Now, the Court has once more refused to weigh in on a serious constitutional issue — this time, involving the Second Amendment.
In some respects, we shouldn’t be shocked. Chief Justice John Roberts, though nominally conservative, often votes against liberty. Justice Amy Coney Barrett, despite her reputation, frequently aligns with progressive positions outside of abortion. The establishment can typically count on their votes.
This broader trend — a judiciary indifferent or even hostile to freedom and the Constitution — is deeply troubling, especially when it comes to the Second Amendment’s explicit text.
The phrase “shall not be infringed” doesn’t leave much wiggle room. If “infringe” merely meant to “destroy,” there might be legal justification for non-confiscatory restrictions. But because “infringe” clearly means to “limit,” the government is prohibited from placing any restrictions on a law-abiding citizen’s right to bear arms.

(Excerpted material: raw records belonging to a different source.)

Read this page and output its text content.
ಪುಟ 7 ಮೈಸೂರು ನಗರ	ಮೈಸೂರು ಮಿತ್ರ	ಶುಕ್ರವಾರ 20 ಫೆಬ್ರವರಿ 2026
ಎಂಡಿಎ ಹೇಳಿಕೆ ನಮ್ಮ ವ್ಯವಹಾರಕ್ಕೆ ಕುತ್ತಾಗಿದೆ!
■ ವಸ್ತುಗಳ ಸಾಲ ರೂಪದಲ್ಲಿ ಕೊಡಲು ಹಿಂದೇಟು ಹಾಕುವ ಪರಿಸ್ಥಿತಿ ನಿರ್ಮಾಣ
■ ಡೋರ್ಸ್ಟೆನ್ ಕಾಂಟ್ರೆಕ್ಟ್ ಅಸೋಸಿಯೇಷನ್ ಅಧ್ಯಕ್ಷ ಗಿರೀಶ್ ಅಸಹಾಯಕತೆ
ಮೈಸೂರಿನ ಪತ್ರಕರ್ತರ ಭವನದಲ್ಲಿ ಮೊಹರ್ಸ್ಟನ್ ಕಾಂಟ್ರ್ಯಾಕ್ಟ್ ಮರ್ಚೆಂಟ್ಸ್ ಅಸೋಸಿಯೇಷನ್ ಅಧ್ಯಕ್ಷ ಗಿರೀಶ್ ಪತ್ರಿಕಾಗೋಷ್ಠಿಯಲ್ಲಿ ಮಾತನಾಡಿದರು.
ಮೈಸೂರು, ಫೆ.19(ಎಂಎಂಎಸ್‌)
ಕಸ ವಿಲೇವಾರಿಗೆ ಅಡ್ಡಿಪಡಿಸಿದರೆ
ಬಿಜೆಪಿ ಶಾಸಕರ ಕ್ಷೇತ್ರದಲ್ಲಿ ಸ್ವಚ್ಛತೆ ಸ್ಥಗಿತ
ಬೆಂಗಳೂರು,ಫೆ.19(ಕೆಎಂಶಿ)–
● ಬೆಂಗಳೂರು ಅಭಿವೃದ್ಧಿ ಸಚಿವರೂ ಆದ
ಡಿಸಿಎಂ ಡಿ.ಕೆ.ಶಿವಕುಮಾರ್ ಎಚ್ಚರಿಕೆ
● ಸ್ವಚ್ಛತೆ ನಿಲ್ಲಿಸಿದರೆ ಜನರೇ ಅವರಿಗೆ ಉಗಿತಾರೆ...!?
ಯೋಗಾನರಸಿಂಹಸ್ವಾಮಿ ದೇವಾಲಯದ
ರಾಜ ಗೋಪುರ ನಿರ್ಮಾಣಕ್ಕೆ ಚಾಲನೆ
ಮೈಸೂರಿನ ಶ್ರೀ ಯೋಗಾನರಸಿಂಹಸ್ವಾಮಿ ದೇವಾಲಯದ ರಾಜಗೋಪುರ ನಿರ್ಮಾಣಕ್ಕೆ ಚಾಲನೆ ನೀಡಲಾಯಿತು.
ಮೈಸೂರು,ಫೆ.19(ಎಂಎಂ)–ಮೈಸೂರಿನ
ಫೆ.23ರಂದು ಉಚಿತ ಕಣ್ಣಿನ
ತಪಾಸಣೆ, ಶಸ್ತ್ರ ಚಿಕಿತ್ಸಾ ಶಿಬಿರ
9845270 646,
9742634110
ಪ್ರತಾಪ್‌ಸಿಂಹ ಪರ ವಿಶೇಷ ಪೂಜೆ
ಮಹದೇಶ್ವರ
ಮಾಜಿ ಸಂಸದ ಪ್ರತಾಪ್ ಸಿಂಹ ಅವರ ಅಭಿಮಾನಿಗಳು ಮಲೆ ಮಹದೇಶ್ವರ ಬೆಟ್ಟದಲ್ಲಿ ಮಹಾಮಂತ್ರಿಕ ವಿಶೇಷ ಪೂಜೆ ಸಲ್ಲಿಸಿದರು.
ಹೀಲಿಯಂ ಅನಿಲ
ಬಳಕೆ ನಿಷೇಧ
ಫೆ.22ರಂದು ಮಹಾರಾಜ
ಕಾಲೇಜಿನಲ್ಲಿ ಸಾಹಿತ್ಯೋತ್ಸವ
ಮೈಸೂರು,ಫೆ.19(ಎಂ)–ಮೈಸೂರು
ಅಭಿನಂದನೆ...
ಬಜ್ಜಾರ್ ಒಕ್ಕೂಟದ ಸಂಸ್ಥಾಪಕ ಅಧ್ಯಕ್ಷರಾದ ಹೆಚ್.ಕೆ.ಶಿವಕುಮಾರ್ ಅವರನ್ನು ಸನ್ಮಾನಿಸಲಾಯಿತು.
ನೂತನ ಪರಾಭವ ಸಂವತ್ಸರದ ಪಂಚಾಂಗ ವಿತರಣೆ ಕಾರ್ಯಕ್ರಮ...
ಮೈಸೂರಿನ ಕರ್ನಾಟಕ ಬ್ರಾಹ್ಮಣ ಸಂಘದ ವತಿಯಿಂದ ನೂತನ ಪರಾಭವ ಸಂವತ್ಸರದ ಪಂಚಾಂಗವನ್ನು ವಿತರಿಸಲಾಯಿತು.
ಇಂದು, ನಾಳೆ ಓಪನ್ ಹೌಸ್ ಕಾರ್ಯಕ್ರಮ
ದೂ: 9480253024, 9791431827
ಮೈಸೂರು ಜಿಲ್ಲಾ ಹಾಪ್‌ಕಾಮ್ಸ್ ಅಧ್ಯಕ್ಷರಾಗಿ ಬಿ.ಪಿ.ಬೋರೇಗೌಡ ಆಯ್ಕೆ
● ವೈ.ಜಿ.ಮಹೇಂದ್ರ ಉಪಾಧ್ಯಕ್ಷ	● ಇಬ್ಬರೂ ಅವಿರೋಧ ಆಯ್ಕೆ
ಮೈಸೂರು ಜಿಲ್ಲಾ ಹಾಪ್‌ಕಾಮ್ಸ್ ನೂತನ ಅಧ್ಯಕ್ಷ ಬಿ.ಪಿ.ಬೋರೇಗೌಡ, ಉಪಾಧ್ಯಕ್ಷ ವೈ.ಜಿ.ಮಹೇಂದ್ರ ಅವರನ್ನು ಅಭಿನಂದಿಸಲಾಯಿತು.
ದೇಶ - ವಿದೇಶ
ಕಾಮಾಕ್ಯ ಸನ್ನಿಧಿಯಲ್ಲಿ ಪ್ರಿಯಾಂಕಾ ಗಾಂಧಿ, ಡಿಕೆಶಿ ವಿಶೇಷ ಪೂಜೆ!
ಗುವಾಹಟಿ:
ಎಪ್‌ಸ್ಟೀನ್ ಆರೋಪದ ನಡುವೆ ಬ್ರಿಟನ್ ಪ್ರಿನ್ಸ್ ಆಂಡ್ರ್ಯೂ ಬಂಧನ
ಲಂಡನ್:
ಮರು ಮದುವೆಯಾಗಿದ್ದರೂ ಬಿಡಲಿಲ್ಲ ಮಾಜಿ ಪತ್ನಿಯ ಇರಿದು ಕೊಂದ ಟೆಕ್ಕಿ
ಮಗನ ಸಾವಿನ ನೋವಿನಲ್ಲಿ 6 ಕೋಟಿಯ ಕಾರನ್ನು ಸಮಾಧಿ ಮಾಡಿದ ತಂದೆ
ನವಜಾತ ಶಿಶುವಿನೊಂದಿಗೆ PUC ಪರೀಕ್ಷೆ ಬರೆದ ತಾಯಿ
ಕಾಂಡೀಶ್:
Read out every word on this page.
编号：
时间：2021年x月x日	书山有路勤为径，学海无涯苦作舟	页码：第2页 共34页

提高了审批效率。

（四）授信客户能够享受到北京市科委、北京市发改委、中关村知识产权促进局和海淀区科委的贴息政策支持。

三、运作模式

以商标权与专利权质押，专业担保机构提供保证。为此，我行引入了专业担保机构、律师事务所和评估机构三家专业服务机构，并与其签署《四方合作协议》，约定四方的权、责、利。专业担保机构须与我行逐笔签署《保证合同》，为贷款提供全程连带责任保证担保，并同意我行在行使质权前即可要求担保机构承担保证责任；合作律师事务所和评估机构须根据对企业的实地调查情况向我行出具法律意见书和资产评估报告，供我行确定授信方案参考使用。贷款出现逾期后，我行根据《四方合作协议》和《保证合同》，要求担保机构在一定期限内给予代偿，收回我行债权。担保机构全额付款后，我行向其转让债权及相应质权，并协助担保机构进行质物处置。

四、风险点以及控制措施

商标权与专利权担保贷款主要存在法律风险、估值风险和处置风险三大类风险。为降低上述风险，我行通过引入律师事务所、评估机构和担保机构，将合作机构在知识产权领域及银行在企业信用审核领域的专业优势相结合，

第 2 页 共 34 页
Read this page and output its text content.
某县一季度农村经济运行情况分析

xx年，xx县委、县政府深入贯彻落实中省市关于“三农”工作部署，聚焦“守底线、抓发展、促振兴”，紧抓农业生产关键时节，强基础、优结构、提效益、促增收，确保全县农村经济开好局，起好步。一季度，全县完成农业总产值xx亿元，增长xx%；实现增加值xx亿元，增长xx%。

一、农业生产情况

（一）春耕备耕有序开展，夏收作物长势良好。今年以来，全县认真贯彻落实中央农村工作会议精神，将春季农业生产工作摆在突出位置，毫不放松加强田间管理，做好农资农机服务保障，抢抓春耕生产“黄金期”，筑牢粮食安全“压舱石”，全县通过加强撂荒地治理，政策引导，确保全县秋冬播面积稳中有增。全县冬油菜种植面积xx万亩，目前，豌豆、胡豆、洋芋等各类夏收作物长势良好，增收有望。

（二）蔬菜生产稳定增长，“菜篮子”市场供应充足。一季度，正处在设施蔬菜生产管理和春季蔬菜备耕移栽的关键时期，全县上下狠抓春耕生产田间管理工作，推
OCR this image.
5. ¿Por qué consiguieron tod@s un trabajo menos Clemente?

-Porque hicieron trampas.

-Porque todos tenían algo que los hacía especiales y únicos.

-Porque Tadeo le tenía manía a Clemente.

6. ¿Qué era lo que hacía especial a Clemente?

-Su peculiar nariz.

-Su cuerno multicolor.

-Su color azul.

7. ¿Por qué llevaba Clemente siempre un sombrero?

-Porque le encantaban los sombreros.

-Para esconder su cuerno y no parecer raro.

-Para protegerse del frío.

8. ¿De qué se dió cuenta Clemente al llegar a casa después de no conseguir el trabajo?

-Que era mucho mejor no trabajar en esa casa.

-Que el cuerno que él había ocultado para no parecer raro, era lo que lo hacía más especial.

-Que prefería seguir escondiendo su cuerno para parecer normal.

Compounding the issue is a widespread misunderstanding: many Americans wrongly believe the Bill of Rights grants freedoms, when in truth, it exists as a strict limitation on government authority.
Naturally, reasonable people can agree that firearms don’t belong in every setting — kindergarten classrooms being a prime example. But those with criminal intent are not deterred by laws. Therefore, the answer isn’t more legislation. Rather than violating constitutional rights, we ought to consider securing our children as seriously as we secure our financial institutions.
Simply put, if the government lacks the power to restrict our fundamental rights, then it certainly has no authority to do so on state-owned property. Considering the Constitution’s core purpose, the bar for any government action that impinges on liberty must be set sky-high.
Shame on SCOTUS for allowing California to bypass that constitutional threshold.